# hallo from Vienna



## Paolo Miana (Jun 24, 2017)

Hi all, my name is Paolo.

I am an aviation historian, I live in Vienna where I work in a WWI aircraft restoration company (www.craftlab.at). I am also a member of the association "Gli Archivi Ritrovati" devoted to recover, study and publish material from the several aviation related archives present in Italy. for furhtewr info about our project please visit orw website www.gliarchiviritrovati.it

ciao

Paolo

Reactions: Winner Winner:
1 | Like List reactions


----------



## Shortround6 (Jun 24, 2017)

Paolo Miana said:


> Hi all, my name is Paolo.
> 
> I am an aviation historian, I live in Vienna where I work in a WWI aircraft restoration company (www.craftlab.at).
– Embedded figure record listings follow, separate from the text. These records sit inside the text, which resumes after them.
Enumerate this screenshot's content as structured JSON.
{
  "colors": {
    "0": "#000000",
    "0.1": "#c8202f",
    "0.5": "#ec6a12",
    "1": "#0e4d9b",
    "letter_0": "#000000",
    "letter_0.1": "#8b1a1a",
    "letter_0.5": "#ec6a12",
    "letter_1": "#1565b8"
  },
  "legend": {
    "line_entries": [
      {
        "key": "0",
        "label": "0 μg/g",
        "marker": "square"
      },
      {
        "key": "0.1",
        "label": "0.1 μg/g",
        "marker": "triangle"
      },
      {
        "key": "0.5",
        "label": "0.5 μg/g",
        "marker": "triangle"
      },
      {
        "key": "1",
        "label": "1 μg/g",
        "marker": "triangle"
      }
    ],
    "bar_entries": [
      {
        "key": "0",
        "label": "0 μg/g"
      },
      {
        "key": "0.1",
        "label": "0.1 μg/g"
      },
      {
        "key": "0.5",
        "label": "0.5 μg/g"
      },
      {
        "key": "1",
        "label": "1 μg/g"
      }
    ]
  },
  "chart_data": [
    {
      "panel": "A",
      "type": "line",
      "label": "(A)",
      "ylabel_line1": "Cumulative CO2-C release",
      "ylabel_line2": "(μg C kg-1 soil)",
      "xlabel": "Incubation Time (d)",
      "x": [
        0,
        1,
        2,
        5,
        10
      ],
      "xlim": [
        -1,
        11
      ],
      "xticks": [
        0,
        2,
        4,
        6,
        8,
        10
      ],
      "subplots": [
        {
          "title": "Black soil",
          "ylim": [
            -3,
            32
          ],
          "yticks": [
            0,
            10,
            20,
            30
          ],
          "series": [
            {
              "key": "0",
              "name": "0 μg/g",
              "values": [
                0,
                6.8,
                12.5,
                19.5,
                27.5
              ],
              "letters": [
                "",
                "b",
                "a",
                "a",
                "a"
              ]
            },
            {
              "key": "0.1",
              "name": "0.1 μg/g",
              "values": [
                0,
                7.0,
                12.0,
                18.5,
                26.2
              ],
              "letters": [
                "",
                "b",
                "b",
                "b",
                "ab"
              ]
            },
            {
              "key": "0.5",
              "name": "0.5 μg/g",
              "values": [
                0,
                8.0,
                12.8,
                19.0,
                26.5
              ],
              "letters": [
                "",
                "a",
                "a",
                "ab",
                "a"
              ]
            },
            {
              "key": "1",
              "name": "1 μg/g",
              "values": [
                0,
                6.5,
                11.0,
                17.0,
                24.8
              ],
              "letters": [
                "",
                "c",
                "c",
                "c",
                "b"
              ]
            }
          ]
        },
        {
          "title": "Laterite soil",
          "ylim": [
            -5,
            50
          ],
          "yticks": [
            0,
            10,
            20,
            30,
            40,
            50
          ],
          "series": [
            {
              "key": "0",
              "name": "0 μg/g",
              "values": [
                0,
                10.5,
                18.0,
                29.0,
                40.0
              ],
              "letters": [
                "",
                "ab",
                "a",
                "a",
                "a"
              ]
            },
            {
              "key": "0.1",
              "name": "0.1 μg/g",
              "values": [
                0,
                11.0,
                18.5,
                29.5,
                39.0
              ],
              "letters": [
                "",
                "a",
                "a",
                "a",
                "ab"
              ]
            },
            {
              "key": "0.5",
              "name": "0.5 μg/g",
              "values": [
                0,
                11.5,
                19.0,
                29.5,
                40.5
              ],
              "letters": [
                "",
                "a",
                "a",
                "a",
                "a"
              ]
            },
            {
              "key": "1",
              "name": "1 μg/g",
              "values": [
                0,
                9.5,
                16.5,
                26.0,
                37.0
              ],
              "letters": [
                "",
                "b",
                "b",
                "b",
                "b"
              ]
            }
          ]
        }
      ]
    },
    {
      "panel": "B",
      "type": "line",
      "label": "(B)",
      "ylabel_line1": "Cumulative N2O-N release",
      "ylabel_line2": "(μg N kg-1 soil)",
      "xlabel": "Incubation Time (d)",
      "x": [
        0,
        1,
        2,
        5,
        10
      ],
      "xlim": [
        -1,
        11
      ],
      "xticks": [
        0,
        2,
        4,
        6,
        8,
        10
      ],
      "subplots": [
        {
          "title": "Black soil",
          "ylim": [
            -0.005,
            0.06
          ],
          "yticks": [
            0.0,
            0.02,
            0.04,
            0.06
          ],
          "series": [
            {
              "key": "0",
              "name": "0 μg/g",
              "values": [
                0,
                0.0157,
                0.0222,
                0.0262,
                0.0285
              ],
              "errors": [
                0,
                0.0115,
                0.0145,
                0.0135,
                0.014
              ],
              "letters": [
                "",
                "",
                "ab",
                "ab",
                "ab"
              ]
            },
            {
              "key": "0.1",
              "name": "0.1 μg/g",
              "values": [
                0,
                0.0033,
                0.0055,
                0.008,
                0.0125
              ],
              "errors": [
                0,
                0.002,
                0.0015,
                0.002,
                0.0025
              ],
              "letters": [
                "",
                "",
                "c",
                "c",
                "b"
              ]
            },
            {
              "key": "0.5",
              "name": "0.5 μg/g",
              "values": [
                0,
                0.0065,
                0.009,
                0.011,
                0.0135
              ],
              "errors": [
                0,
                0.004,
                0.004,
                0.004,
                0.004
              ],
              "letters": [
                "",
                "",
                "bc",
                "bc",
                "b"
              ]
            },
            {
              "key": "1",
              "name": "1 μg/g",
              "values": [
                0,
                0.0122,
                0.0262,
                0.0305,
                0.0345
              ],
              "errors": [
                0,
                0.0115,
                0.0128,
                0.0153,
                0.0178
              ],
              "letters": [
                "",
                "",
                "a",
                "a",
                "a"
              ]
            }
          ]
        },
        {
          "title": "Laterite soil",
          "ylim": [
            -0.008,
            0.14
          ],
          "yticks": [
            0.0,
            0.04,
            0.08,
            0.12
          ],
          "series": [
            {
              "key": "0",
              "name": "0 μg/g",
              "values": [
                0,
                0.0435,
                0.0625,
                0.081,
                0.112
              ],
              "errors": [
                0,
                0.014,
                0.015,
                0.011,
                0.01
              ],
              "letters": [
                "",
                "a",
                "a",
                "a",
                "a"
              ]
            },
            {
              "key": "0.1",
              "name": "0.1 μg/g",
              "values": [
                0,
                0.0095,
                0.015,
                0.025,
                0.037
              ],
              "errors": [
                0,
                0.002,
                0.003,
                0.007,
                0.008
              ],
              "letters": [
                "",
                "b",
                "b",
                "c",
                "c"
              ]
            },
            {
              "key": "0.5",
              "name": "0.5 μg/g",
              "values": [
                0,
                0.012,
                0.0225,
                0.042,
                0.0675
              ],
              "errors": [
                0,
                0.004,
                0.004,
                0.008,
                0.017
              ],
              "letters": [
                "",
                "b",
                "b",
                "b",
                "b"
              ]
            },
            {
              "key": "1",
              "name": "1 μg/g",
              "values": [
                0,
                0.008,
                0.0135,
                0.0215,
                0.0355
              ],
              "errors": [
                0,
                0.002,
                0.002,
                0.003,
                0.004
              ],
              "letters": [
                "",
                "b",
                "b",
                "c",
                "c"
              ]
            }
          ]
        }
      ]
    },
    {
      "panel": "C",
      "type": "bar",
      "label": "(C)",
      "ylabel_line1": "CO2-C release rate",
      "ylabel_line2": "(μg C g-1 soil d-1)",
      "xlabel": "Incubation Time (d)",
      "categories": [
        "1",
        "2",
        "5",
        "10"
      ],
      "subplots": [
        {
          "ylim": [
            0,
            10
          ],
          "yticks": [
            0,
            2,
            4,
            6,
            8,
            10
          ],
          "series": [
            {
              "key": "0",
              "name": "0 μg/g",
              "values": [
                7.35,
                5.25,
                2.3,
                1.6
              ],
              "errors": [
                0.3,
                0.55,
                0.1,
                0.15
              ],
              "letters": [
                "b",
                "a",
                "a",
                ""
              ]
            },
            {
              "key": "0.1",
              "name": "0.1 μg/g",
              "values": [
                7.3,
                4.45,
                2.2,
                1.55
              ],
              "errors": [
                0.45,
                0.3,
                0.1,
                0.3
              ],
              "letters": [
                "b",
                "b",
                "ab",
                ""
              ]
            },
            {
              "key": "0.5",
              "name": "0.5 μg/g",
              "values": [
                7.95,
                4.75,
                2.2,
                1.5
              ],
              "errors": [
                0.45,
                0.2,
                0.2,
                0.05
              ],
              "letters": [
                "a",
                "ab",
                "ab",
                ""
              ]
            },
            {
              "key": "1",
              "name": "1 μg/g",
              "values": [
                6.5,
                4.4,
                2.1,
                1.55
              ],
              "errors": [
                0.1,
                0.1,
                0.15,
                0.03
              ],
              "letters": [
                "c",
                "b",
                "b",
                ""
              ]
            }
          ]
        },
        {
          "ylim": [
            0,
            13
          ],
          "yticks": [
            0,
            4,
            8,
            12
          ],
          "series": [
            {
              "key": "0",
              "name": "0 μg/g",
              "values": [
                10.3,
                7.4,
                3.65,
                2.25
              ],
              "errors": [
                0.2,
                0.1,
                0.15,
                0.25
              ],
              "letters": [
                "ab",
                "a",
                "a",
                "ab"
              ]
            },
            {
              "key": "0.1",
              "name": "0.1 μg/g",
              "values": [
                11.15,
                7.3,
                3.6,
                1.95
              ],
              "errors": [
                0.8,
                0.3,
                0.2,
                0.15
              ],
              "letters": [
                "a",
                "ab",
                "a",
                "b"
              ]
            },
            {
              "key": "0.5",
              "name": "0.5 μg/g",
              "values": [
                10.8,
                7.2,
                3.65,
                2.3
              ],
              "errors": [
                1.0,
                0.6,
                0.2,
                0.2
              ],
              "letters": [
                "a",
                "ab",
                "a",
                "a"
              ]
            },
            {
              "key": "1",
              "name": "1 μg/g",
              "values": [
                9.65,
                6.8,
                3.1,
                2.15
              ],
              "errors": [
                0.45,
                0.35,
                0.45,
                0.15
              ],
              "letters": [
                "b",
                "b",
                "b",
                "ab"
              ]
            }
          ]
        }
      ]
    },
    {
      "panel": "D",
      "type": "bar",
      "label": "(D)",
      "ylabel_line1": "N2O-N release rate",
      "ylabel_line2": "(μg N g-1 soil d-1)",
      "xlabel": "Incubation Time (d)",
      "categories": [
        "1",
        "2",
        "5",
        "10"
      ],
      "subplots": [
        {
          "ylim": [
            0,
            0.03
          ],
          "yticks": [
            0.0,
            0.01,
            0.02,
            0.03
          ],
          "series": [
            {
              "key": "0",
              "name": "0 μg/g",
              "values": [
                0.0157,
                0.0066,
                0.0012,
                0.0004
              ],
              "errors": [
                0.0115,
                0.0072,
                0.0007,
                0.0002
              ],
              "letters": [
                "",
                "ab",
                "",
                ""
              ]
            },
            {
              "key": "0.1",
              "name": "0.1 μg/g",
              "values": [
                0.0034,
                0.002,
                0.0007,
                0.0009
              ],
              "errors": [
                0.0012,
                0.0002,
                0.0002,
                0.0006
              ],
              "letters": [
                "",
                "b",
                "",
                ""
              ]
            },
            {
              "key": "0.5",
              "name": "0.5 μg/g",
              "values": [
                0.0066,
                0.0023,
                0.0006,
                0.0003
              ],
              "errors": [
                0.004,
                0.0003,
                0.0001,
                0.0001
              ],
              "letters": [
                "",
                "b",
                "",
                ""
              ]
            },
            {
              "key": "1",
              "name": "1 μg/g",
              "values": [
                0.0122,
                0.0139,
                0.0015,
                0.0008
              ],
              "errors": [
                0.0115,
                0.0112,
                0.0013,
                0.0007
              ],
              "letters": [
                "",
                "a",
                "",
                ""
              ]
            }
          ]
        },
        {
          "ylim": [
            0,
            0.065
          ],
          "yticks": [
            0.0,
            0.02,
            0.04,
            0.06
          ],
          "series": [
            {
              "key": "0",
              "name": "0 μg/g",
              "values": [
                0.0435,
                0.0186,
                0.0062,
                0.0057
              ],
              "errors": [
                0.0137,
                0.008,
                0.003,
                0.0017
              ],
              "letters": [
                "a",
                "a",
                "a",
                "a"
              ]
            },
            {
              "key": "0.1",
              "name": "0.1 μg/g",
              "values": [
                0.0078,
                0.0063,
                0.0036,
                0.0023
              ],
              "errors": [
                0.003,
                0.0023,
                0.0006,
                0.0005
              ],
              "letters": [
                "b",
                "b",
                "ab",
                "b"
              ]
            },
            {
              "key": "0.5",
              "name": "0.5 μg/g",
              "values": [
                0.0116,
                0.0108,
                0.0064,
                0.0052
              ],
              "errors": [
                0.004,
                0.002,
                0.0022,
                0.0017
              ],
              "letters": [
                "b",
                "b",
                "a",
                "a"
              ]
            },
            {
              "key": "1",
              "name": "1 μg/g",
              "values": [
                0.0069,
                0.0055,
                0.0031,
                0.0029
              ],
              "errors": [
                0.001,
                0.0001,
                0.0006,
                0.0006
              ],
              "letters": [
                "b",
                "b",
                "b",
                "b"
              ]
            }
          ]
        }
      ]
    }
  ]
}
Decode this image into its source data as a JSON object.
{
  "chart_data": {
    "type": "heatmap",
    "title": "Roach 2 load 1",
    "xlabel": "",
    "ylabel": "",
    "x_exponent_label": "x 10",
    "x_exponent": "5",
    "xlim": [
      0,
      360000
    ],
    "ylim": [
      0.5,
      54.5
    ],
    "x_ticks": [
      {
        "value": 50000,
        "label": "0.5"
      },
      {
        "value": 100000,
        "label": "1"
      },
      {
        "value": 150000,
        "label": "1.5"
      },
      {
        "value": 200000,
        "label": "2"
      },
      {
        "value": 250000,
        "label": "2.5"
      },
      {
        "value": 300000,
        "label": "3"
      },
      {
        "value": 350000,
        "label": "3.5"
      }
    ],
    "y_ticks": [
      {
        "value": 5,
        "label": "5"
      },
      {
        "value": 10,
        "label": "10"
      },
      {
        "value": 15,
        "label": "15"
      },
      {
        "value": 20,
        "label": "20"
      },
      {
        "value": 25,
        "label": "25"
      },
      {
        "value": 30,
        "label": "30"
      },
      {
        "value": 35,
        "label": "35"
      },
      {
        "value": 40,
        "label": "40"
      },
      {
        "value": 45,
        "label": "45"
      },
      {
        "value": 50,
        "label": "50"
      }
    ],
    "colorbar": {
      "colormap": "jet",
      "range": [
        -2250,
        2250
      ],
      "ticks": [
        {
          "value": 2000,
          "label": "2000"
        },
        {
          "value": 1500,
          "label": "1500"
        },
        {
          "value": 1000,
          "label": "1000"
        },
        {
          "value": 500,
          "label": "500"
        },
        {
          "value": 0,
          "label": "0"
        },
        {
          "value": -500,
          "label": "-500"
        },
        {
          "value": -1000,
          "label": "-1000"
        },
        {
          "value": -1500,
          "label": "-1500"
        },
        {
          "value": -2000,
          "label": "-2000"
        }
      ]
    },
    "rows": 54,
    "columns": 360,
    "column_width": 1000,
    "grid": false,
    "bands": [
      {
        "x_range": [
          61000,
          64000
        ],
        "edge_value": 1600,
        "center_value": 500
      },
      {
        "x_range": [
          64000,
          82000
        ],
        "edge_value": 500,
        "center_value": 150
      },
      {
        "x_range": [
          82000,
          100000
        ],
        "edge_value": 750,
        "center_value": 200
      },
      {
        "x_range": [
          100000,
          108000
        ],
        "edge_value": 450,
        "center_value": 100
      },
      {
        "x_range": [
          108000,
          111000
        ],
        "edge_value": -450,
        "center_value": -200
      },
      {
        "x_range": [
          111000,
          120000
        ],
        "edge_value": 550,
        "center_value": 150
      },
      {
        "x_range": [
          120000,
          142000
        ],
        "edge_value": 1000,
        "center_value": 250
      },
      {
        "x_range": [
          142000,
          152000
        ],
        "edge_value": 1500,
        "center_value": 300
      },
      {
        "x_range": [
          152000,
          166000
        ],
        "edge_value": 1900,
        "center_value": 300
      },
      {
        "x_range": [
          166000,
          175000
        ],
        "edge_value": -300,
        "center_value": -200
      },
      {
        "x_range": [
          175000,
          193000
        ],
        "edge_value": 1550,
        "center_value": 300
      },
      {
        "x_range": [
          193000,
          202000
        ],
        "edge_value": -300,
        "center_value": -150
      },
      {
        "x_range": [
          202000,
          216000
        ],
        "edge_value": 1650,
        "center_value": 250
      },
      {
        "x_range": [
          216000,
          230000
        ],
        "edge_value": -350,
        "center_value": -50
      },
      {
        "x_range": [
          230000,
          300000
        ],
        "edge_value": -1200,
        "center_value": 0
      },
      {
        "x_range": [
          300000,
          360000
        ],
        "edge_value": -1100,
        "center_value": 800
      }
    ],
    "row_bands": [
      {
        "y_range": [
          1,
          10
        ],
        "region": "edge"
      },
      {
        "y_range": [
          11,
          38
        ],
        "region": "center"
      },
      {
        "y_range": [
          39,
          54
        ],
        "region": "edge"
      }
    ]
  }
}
I am also a member of the association "Gli Archivi Ritrovati" devoted to recover, study and publish material from the several aviation related archives present in Italy. for furhtewr info about our project please visit orw website www.gliarchiviritrovati.it
> 
> ...


 welcome to the Forum


----------



## Wurger (Jun 24, 2017)

Welcome to the forum.


----------



## fubar57 (Jun 24, 2017)

Welcome Paolo


----------



## Airframes (Jun 24, 2017)

Welcome from England.


----------



## Lucky13 (Jun 24, 2017)

Welcome to the family!


----------



## Capt. Vick (Jun 25, 2017)

Welcome aboard amigo!


----------



## Gnomey (Jun 25, 2017)

Welcome.


----------



## Crimea_River (Jun 25, 2017)

Nice to have you here.


----------



## Deadeye18 (Jun 27, 2017)

Welcome Paolo


----------



## vikingBerserker (Jun 28, 2017)

Very cool, welcome aboard!


----------